1. Oktober 2018


Simbach am Inn

Üben für den Ernstfall – Katastrophenschutzübung in Simbach am Inn

Um im Ernstfall die Bevölkerung schnell und direkt erreichen zu können, hat die Katastrophenschutzbehörde am Landratsamt Rottal-Inn in Zusammenarbeit mit den Feuerwehren aus Julbach, Kirchberg/Eggenfelden, Kirchdorf, Massing, Simbach, Thanndorf, Untertattenbach und Unterzeitlarn eine Übung durchgeführt.
Nicht nur bei einer Überflutung wie im Jahr 2016, auch in anderen Gefahrensituationen, kann eine schnelle Warnung der Bewohner äußerst wichtig sein. Der Test der Sirenen und Lautsprecherdurchsagen bringt unter anderem Informationen über den Stand der eigenen Technik. Außerdem kann herausgefunden werden, welche Standorte für eine Durchsage geeignet sind, um möglichst viele Menschen zu erreichen.
Die Rückmeldeformulare können im Simbacher Rathaus oder im Landratsamt abgegeben werden.

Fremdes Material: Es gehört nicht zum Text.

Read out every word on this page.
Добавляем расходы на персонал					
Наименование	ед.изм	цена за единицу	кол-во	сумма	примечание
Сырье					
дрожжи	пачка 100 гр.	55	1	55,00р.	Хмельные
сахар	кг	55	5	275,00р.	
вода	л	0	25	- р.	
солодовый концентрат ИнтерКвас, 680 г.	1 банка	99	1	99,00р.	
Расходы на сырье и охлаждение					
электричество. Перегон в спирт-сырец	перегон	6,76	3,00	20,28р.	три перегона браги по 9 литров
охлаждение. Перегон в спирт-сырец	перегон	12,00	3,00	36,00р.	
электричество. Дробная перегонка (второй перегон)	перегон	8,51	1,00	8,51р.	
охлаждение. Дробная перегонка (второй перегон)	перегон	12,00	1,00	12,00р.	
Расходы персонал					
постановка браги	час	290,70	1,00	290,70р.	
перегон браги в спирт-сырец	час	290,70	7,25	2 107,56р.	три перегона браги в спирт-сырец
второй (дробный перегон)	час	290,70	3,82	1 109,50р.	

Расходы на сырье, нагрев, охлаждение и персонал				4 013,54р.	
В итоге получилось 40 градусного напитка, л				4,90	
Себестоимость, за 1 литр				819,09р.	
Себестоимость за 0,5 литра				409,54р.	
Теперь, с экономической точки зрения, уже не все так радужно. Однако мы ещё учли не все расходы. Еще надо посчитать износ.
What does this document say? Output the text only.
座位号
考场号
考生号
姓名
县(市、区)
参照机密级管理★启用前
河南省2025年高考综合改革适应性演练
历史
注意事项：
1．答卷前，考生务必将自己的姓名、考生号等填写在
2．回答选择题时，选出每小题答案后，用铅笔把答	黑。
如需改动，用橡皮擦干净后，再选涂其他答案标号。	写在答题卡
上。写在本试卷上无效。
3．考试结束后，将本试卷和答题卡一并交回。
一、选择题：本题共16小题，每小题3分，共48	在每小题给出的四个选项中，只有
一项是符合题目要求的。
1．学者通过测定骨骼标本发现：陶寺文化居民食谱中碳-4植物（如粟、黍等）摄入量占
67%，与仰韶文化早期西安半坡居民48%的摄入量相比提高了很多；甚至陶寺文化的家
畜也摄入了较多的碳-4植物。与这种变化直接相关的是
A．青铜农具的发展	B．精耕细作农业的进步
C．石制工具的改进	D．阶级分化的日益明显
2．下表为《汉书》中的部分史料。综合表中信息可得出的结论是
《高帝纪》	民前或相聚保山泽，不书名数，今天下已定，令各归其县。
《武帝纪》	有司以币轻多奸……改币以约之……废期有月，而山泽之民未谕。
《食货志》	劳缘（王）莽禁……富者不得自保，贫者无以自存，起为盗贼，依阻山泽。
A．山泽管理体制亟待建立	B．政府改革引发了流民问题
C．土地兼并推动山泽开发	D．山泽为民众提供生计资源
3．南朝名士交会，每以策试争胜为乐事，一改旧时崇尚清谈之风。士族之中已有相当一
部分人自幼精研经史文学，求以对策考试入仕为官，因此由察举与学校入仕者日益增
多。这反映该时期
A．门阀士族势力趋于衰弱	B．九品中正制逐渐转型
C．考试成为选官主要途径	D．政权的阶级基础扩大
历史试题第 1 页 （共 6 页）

Von den beteiligten Feuerwehren wurde direkt im Anschluss eine Nachbesprechung durchgeführt. So wurde bereits von den Teilnehmern festgestellt, dass die Durchsagen aus den einzelnen Fahrzeugen mit einem gewissen Abstand zueinander abgespielt werden müssen. Außerdem gäbe es Sprachbarrieren zu berücksichtigen. Sieben Einsatzfahrzeuge waren auf insgesamt acht verschiedenen Routen mit ihren mobilen Sirenen- und Lautsprecheranlagen in der Innenstadt unterwegs. In den nächsten Jahren sollen weitere Übungen in anderen Stadtteilen folgen.
Mehrere Tausend Rückmeldezettel wurden im Vorfeld in der Bevölkerung verteilt. Die Vertreter der Katastrophenschutzbehörde hoffen nun auf viel Feedback.
Dass die Katastrophenschutzübung gerade in Simbach durchgeführt wurde, war selbstverständlich ganz bewusst ausgewählt.
Eine genaue Analyse der Übung ist erst nach der Auswertung der abgegebenen Fragebögen möglich. Dann können gegebenenfalls Änderungen vorgenommen werden um eine schnelle Warnung im Bedarfsfall zu gewährleisten – denn das kann im Ernstfall sogar Leben retten.